Changing direction of the insertion force during insertion should be prevented as this could activate the safety mechanism too early. Although this does not seem harmful, the surgeon needs to use the other hand to put the grip component back in position before continuation. The “free trial” session before the experiment with all the participants showed that there could be a small learning curve present. As soon as the participants started to trust the mechanism and were not afraid to apply force during insertion, the system did not result in early detachment anymore.

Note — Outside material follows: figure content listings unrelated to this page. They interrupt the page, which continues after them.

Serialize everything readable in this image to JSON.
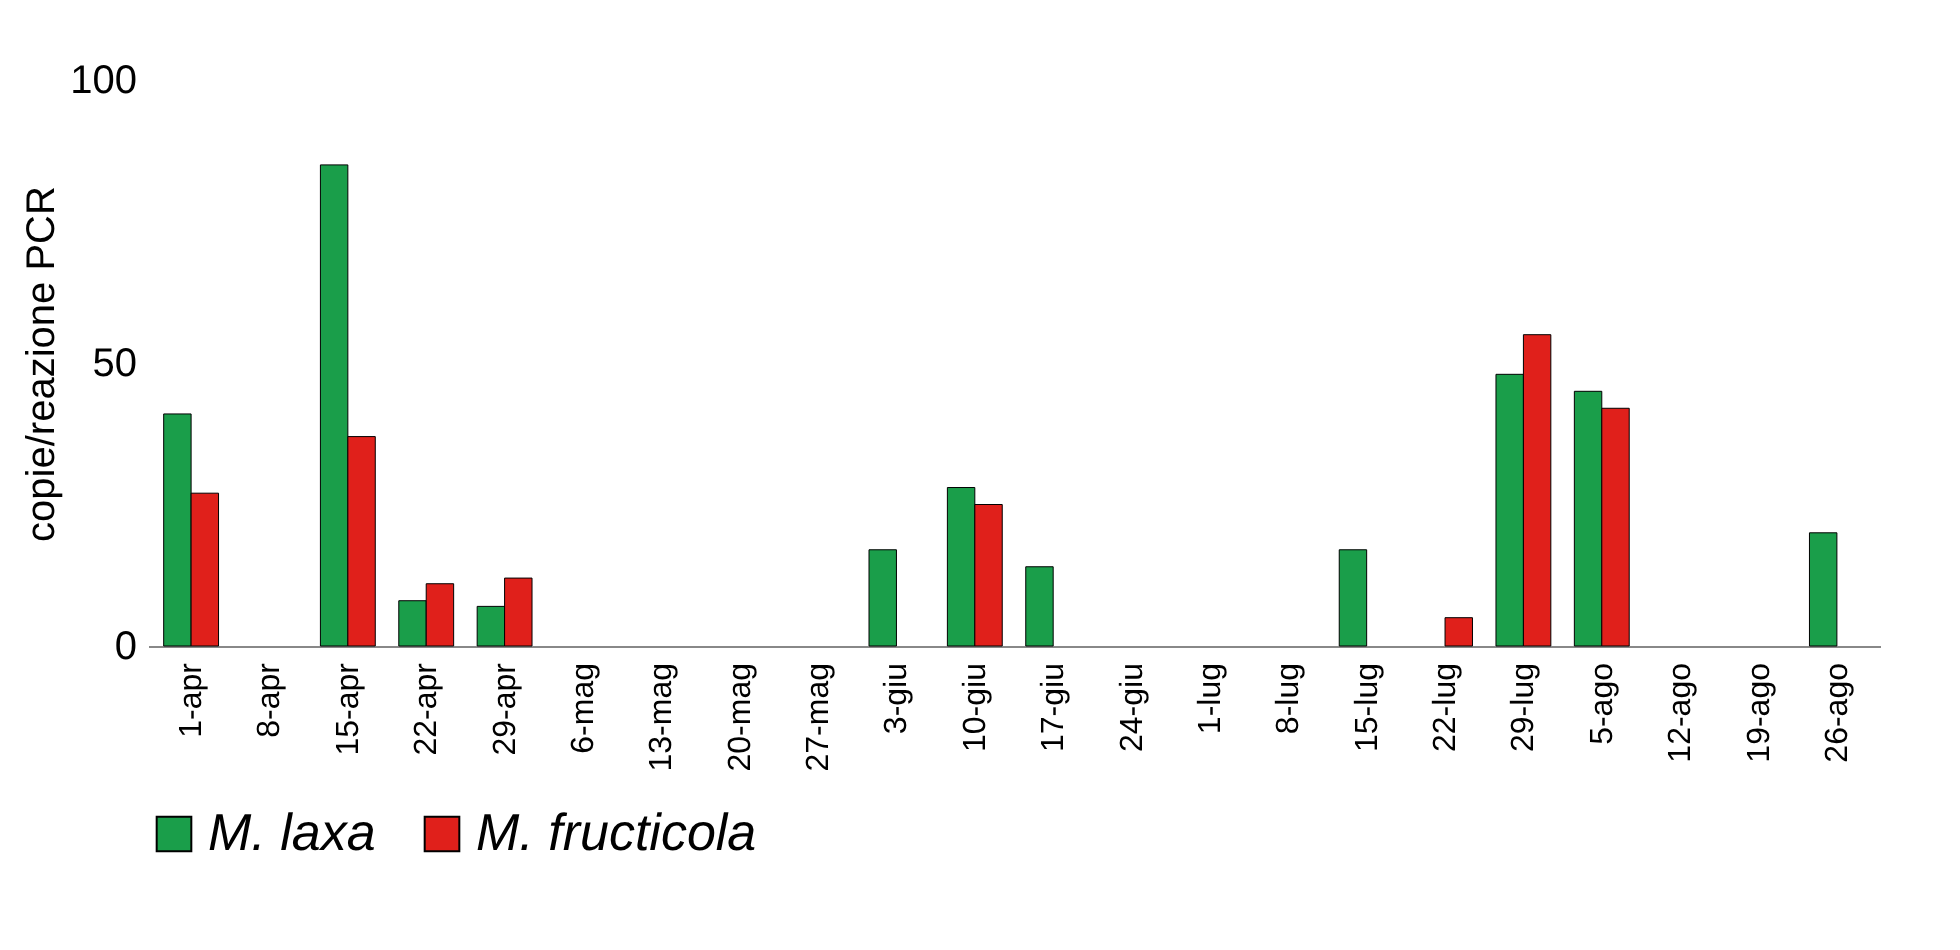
{
  "chart_data": {
    "type": "bar",
    "ylabel": "copie/reazione PCR",
    "categories": [
      "1-apr",
      "8-apr",
      "15-apr",
      "22-apr",
      "29-apr",
      "6-mag",
      "13-mag",
      "20-mag",
      "27-mag",
      "3-giu",
      "10-giu",
      "17-giu",
      "24-giu",
      "1-lug",
      "8-lug",
      "15-lug",
      "22-lug",
      "29-lug",
      "5-ago",
      "12-ago",
      "19-ago",
      "26-ago"
    ],
    "series": [
      {
        "name": "M. laxa",
        "color": "#1a9e4a",
        "values": [
          41,
          null,
          85,
          8,
          7,
          null,
          null,
          null,
          null,
          17,
          28,
          14,
          null,
          null,
          null,
          17,
          null,
          48,
          45,
          null,
          null,
          20
        ]
      },
      {
        "name": "M. fructicola",
        "color": "#e0201b",
        "values": [
          27,
          null,
          37,
          11,
          12,
          null,
          null,
          null,
          null,
          null,
          25,
          null,
          null,
          null,
          null,
          null,
          5,
          55,
          42,
          null,
          null,
          null
        ]
      }
    ],
    "ylim": [
      0,
      100
    ],
    "yticks": [
      0,
      50,
      100
    ],
    "grid": false,
    "legend": "bottom"
  }
}
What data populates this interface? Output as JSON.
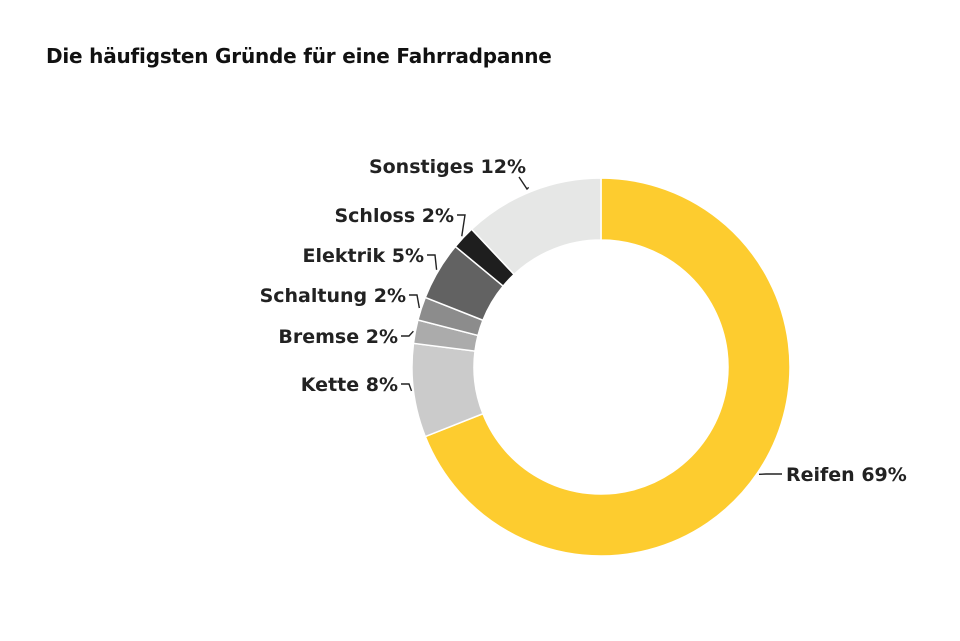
{
  "chart_data": {
    "type": "pie",
    "variant": "donut",
    "title": "Die häufigsten Gründe für eine Fahrradpanne",
    "slices": [
      {
        "label": "Reifen 69%",
        "name": "Reifen",
        "value": 69,
        "color": "#FDCC2F"
      },
      {
        "label": "Kette 8%",
        "name": "Kette",
        "value": 8,
        "color": "#CBCBCB"
      },
      {
        "label": "Bremse 2%",
        "name": "Bremse",
        "value": 2,
        "color": "#ABABAB"
      },
      {
        "label": "Schaltung 2%",
        "name": "Schaltung",
        "value": 2,
        "color": "#8C8C8C"
      },
      {
        "label": "Elektrik 5%",
        "name": "Elektrik",
        "value": 5,
        "color": "#626262"
      },
      {
        "label": "Schloss 2%",
        "name": "Schloss",
        "value": 2,
        "color": "#1E1E1E"
      },
      {
        "label": "Sonstiges 12%",
        "name": "Sonstiges",
        "value": 12,
        "color": "#E6E7E6"
      }
    ],
    "start": "12 o'clock",
    "direction": "clockwise",
    "legend": "none"
  }
}
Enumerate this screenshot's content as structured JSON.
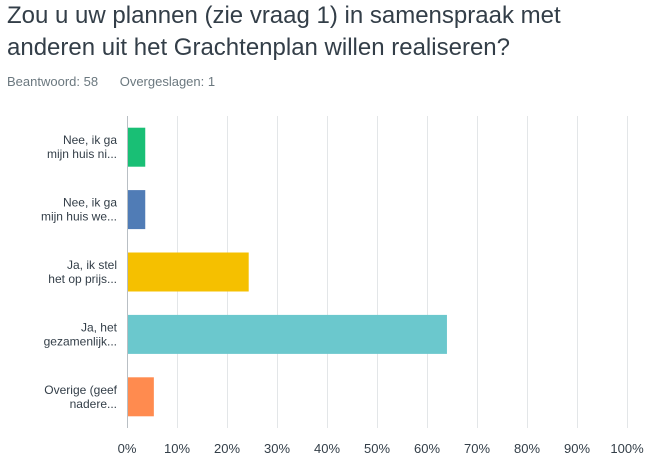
{
  "question": {
    "title_line1": "Zou u uw plannen (zie vraag 1) in samenspraak met",
    "title_line2": "anderen uit het Grachtenplan willen realiseren?"
  },
  "stats": {
    "answered_label": "Beantwoord: 58",
    "skipped_label": "Overgeslagen: 1"
  },
  "chart_data": {
    "type": "bar",
    "orientation": "horizontal",
    "categories": [
      [
        "Nee, ik ga",
        "mijn huis ni..."
      ],
      [
        "Nee, ik ga",
        "mijn huis we..."
      ],
      [
        "Ja, ik stel",
        "het op prijs..."
      ],
      [
        "Ja, het",
        "gezamenlijk..."
      ],
      [
        "Overige (geef",
        "nadere..."
      ]
    ],
    "values": [
      3.45,
      3.45,
      24.14,
      63.79,
      5.17
    ],
    "colors": [
      "#19bf75",
      "#507cb6",
      "#f5c000",
      "#6bc8cd",
      "#ff8b4f"
    ],
    "xlim": [
      0,
      100
    ],
    "ticks": [
      "0%",
      "10%",
      "20%",
      "30%",
      "40%",
      "50%",
      "60%",
      "70%",
      "80%",
      "90%",
      "100%"
    ],
    "grid": true
  }
}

The results from the 6 additional trials conducted by the experienced surgeon on a loose abdominal wall sample did not differ from the earlier measurements. This indicates that the fixation of the abdominal wall did not influence the measurements. As the VN+ showed real potential during the pilot study, our team plans to fully characterise the system during a human cadaver study with representative tissue properties to ensure that all risks are accounted for.

Although the safety mechanism was integrated in a VN, other needle and trocars systems can benefit from this approach as well. In a war zone, lifesaving access systems, used to access major blood vessels to prevent or treat haemorrhagic shock or to establish access to the airway/trachea, are often used by less experienced medical personnel working under stressful situations. Further studies should indicate if integration of a similar safety mechanism in those lifesaving needle systems can reduce failure.

Limitations

Since this was a preclinical evaluation several potential differences to the real clinical situation can be discussed. Some surgeons adopt different techniques to avoid overshooting when using the VN, e.g. placing the wrist of the hand on the patient’s skin and manipulating the VN only with the force of the fingers and wrist instead of the whole arm to reduce overshooting; slowing down between each layer of the abdominal wall to have higher control and to reduce overshooting. These strategies, in combination with conventional VN and VN+ , should be addressed in further usability studies. In addition, the current evaluations were performed on an ex vivo porcine composite abdominal wall model with standardized settings. Although the surgeon suggested that the porcine tissue properties felt realistic, the results will have to be transferred and validated in human cadaveric settings as well as live animal models before use of VN+ on patients. The use of the VN+ will also have to be assessed for different entry points to the abdomen such as “Palmers” point in the left subcostal region as well as midline and periumbilical regions and lower abdomen to account for different tissue resistance settings with regards to distance to bony- and other structures [7]. Many surgeons employ strategies like pulling up the skin with their hands or forceps to lift the abdominal wall away from abdominal organs to reduce risk of damage [29]. Additional comparison studies should indicate if this behaviour resembles the preclinical setting of the present study with a fixed size exit hole of several centimetres or that modification of the setup is needed to increase realism. Still, the current evaluations show enormous potential of VN+ for improving safe access to the abdomen for laparoscopic surgery by reducing overshooting and subsequent risk of organ damage. Therefore further development and investigation is warranted.

Conclusion

The bare minimum design approach with focus on function expansion of existing components resulted in a new safety mechanism that was successfully integrated in an existing VN. The results from the pilot study indicate that this new VN+ reduces overshooting with a minimum of 50% in a standardised ex vivo setting on fresh porcine abdominal wall specimens. Optimisation could reduce the mass of the VN+ components and friction between components which could further reduce the insertion depth. Although the results are very promising, additional experiments on all known insertion locations and on other cadaver material are needed to investigate how the obtained results translate towards a more clinically real setting.